150g (5 ½ oz) wholemeal spelt flour

1 ½ tsp gluten free baking powder

½ tsp cinnamon

A couple of handfuls of sultanas

60g (2 oz) coconut oil or butter

2 large eggs, beaten

3 medium apples, grated

3-4 tbsp milk

How to make them:

Preheat oven 190°C/375°F/Gas Mark 5.

Sift dry ingredients into a bowl. Gently melt the butter or coconut oil. In a separate bowl, combine the eggs, grated apple and melted butter and mix well. Then pour the apple mixture into the flour and fold together. Add enough milk to give a soft dropping consistency. Spoon the mixture into greased muffin tins and cook for 10-15 minutes until golden brown.
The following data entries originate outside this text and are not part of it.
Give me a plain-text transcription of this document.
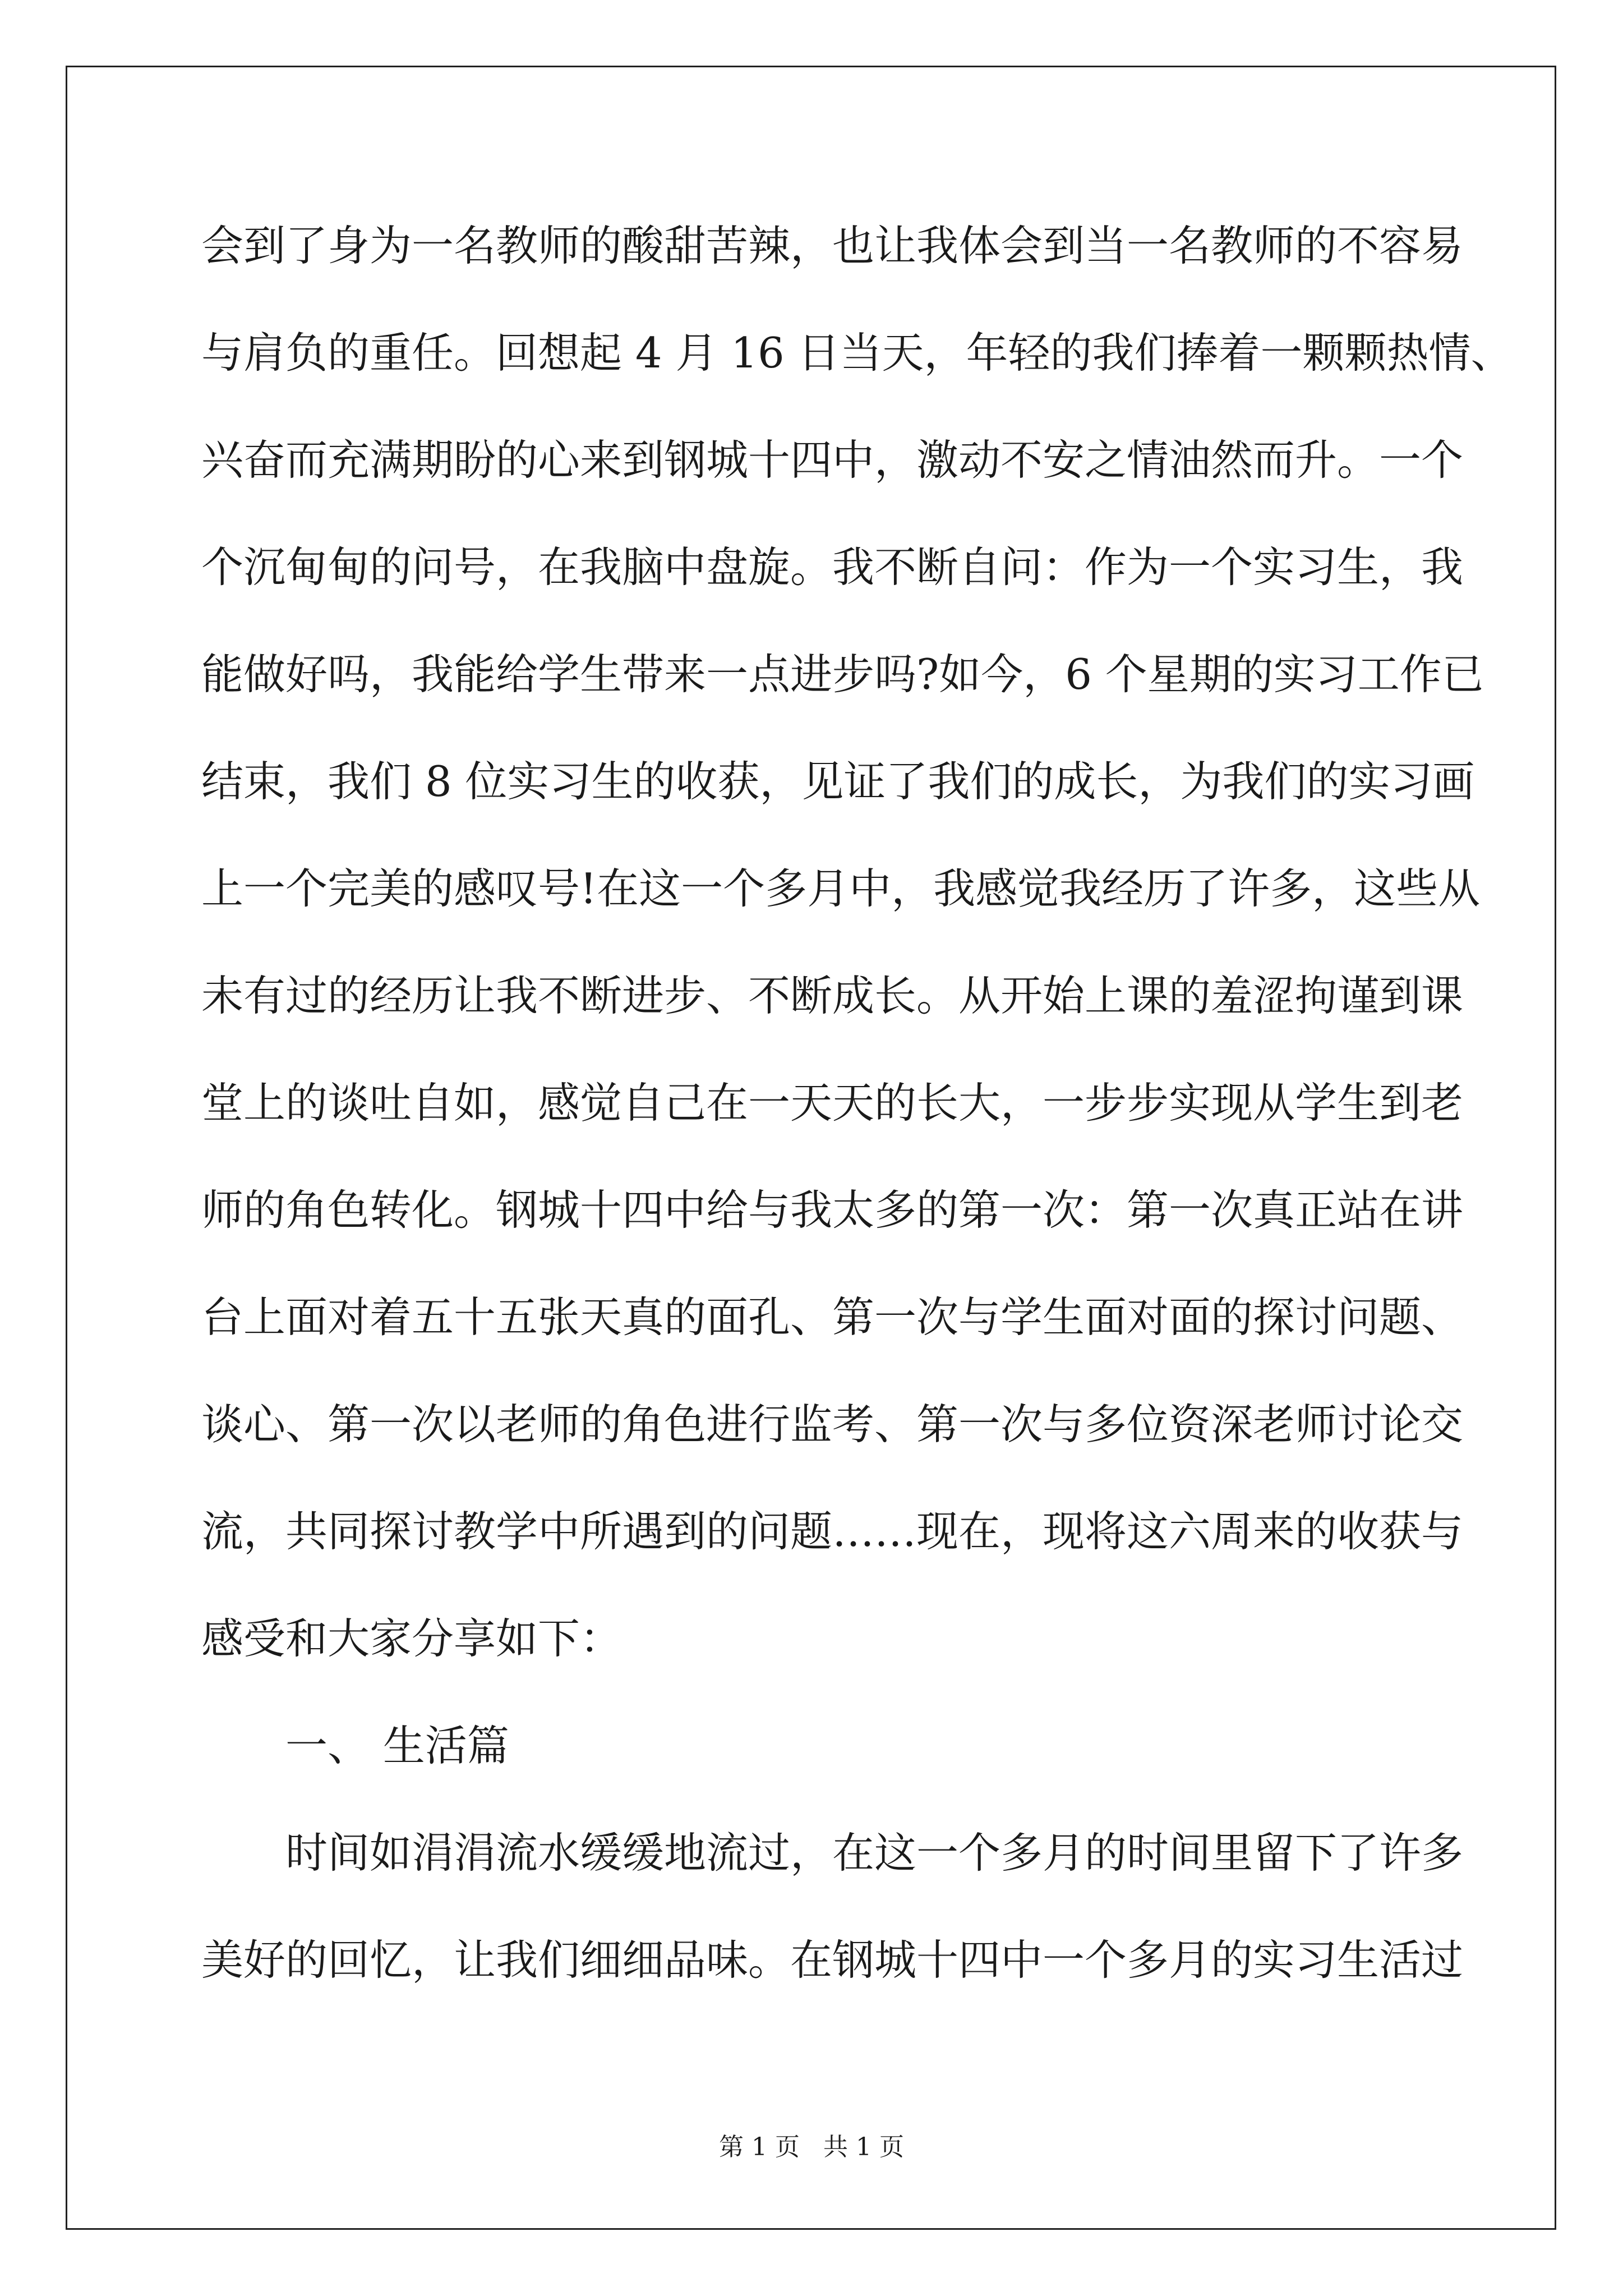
会到了身为一名教师的酸甜苦辣，也让我体会到当一名教师的不容易
与肩负的重任。回想起 4 月 16 日当天，年轻的我们捧着一颗颗热情、
兴奋而充满期盼的心来到钢城十四中，激动不安之情油然而升。一个
个沉甸甸的问号，在我脑中盘旋。我不断自问：作为一个实习生，我
能做好吗，我能给学生带来一点进步吗?如今，6 个星期的实习工作已
结束，我们 8 位实习生的收获，见证了我们的成长，为我们的实习画
上一个完美的感叹号!在这一个多月中，我感觉我经历了许多，这些从
未有过的经历让我不断进步、不断成长。从开始上课的羞涩拘谨到课
堂上的谈吐自如，感觉自己在一天天的长大，一步步实现从学生到老
师的角色转化。钢城十四中给与我太多的第一次：第一次真正站在讲
台上面对着五十五张天真的面孔、第一次与学生面对面的探讨问题、
谈心、第一次以老师的角色进行监考、第一次与多位资深老师讨论交
流，共同探讨教学中所遇到的问题……现在，现将这六周来的收获与
感受和大家分享如下：
一、 生活篇
时间如涓涓流水缓缓地流过，在这一个多月的时间里留下了许多
美好的回忆，让我们细细品味。在钢城十四中一个多月的实习生活过
第 1 页   共 1 页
I use whatever apples I have lying around, usually the ones that are going a bit wrinkly in the fruit bowl! However, if you want to get more flavour, you could experiment by using a stronger tasting apple like a cooking apple.

To add a bit of natural sweetness, you could try adding honey to the mixture or a bit of freshly squeezed fruit juice, some orange zest or even some chopped dates. If you try these any of these, please let me know how it goes.

Also, try them with 2 medium carrots instead of apples for a slightly different taste.